Edward knows that Elinor knows. That's why he is so embarrassed. In the movie Hugh Grant did get a lot of exquisite awkward comedy out of it (Miramax 1995 S&S). It is true we are not told that Edward knows for sure, but Lucy's dig about engagement is exquisitely anguishing for Edward too. Marianne, every obtuse to so much but her own feelings, misses all of it . Thus Marianne doesn't understand that her words gouge a deep hole into Lucy because one way of reading them is that Edward stays with Lucy only because he is so honorable. And indeed Lucy's and Edward's silence and Elinor's way of writing the whole scene up shows all three understood Marianne's words this way. Remember Marianne has yet to be told of the anguish of Elinor's heart (that comes in the first chapter of the third volume after Nancy spills the beans to Fanny).

I suggest perhaps in the original 1797-98 S&S there was a letter in which Edward was told that Elinor was told. This scene between Elinor and Edward is one of the more comic yet painful in the book; the later one where she offers him the position Brandon has is more poignant. Elinor's behavior reminds me of Plantagenet Palliser in Can You Forgive Her?: he too leaves his beloved alone in the room with the previous lover. This was supposed magnanimous in the extreme.

In my essay on the calendar in the novel I suggest the sudden intrusion of the first-person statement by Austen which seems so awkward ("I come now to the relation of a misfortune which about this time befell Mrs. John Dashwood.") is indeed a piece of patchover work. Austen invents this party in order to explain how the Steeles came to be staying with Fanny Dashwood. They have to stay there in order for her to use Mrs Jennings, John Dashwood's and Nancy Steele's wonderful descriptions of what happened when Nancy told the truth. Austen may have had Elinor and Marianne originally staying with the Middletons while in London; that would explain why Mrs Jennings is often not around in many of the scenes in London.

Robert Ferrars is as close to a Fanny Burney as Austen ever gets. Yet is Austen's character not somehow more alive.
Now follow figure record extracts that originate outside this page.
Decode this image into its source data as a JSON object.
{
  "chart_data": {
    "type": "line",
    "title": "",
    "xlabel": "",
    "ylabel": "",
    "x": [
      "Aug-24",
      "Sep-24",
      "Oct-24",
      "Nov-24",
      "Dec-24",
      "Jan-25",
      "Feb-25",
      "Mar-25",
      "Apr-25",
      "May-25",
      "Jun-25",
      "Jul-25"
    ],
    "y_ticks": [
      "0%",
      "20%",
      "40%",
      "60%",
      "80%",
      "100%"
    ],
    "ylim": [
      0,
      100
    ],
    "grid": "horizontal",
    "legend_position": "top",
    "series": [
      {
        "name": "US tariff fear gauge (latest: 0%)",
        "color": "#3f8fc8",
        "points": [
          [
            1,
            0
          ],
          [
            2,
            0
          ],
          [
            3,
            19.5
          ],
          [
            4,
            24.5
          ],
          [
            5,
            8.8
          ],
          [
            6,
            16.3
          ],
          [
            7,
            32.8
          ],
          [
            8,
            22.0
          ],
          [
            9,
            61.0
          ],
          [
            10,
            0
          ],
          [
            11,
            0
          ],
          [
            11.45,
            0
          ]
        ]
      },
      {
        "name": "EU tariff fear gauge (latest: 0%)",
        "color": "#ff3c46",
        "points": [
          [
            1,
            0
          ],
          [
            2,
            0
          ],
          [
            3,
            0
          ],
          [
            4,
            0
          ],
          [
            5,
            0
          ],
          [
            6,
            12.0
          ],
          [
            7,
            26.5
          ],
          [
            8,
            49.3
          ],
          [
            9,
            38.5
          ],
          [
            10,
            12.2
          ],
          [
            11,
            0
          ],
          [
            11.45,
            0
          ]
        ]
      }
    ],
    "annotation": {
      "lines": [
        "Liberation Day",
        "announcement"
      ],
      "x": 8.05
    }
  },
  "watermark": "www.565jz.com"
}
There is an edge, a grit, an anger to her portrait that Burney lacks. Burney is the less passionate (if you will); its more a game of sheer figures to Burney. Austen is remembering that she has met people really like Robert Ferrars. The entrance of Robert Ferrars and his conversation with Elinor also enables Austen further to characterise Edward. Now we have a sense of his earlier history: again the effect is to deepen our sense of the character.

Finally, I wonder if in the original 1797-98 S&S Colonel Brandon was writing letters to Mrs Dashwood while Elinor was. He would tell of any conversations he had with Marianne. When those letters were omitted, the conversations were omitted. Hence we have so little dramatic contact between Brandon and Marianne as the book now stands.